Perhaps most damning, however, is that it’s clear that the purveyors of LLM algorithms are offering these products at a staggering financial loss. The tech reporter Ed Zitron has calculated that Anthropic has recently fundraised more than what Uber lost over its entire unprofitable period. Only recently have LLM companies started token-based billing, which better approximates the true cost of running the models. That tech companies have historically attempted to capture markets with underpriced goods before extracting profit from captive audiences is old news, but the sheer scale of the price hikes has made many major customers of these LLM companies reevaluate the true return on investment that these products offer. Uber, for example, recently announced plans to scale back its AI spending, citing poor cost-effectiveness.

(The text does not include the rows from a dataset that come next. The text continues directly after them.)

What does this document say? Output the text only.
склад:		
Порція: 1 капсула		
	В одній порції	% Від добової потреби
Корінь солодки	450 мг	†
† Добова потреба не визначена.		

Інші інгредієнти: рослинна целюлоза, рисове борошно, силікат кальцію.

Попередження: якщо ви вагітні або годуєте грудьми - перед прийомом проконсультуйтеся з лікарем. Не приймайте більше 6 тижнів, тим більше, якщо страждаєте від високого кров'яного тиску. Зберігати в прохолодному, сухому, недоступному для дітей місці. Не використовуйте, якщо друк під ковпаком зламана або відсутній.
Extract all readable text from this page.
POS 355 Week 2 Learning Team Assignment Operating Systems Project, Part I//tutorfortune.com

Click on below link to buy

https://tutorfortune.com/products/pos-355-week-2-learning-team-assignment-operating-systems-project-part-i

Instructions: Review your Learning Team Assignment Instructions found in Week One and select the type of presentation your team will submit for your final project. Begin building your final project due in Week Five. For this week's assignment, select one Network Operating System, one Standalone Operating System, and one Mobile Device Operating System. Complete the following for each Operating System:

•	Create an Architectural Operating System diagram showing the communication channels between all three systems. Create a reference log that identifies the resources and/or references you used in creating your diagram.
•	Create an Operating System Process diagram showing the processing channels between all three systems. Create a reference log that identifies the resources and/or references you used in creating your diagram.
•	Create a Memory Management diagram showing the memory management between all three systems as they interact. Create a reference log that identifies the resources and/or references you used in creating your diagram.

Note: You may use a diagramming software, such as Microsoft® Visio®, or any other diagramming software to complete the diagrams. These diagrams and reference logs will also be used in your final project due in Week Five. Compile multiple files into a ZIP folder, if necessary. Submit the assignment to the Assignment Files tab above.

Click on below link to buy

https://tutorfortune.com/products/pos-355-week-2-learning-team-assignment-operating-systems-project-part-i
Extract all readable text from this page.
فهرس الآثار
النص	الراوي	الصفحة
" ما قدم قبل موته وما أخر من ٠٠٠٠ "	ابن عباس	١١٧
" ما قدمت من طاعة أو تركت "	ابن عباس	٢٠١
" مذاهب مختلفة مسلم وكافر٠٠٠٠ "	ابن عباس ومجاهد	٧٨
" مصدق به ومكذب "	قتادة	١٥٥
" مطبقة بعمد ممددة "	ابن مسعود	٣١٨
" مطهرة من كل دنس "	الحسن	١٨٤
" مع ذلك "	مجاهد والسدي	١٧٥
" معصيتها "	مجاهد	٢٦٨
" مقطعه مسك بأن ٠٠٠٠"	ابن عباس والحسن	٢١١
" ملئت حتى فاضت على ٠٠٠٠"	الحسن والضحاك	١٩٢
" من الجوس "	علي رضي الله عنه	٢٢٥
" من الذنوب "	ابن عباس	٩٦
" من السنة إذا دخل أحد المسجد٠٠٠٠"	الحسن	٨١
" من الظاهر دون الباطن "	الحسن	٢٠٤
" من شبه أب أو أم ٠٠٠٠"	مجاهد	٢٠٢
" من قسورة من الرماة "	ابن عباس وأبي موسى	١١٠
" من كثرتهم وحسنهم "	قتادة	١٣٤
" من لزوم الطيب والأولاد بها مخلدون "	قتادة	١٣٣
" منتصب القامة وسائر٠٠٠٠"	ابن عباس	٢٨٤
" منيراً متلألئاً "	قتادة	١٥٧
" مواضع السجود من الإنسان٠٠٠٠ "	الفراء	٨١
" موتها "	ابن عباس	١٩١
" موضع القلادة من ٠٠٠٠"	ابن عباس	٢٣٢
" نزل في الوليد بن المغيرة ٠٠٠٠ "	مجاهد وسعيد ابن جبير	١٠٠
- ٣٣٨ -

This fact also puts some LLM triumphs, like an unreleased OpenAI model’s recent disproof of an unsolved Erdős conjecture, into perspective—ask yourself, how many multiples of a typical math professor’s salary would you pay for that proof?
Why is this a problem for academics and teaching faculty? If you read the preceding analysis and thought to yourself, “Well, I can provide a superior educational experience by working with Claude,” then you have to worry that the technology you will ultimately come to rely on may end up unaffordable for that purpose—depending on if and when the LLM companies start forwarding on to us the true cost of this computationally intensive technology. This is also why the idea that our courses should ensure that students are prepared for an LLM-immersive world of work is dubious. The current fervor is adoption at a discount, and after reorientation to financial reality, the idea that everyone will be running an agent swarm will seem like a fever dream.
This is why I find the overall move of providing universal Claude Enterprise baffling. Regardless of the usefulness of the technology for research purposes, there are only two limiting financial scenarios (the University has not made the terms and costs of its deal with Anthropic public). On one end, the University obtained a deep discount, a transparent ploy by Anthropic to “hook” our students (and us) on their product so that they can later extract the true costs. This is an immense moral hazard, akin to leading new users to the drug dealer for free samples.
On the other end, the University is paying the true costs—and those are almost certainly astronomical for an institution our size with as many likely power users as we have. Considering the financial crisis we as an institution find ourselves in, and the attendant severe response by our administration, it is not hard to ask whether that money might be better spent, for example, reviving paused humanities graduate programs.
Anywhere in between these limiting scenarios, and the question becomes: If Anthropic dramatically increases prices in the future, will we be ready to cut ties, or will the institution be addicted to the product because our collective cognitive muscles have atrophied in the meantime?
The correct response to the disruption posed by LLMs is a realignment of our priorities and a reinvestment in the human experience of teaching and learning. Especially in the sciences, where we face an uncertain future for research funding and have a reputation for offering introductory courses that can be more like processed meat than prix fixe dining, we should face this moment not by surrendering to the bots, but by showing the students what world-class education really looks like.
Mark Levin is a professor of chemistry at the University of Chicago.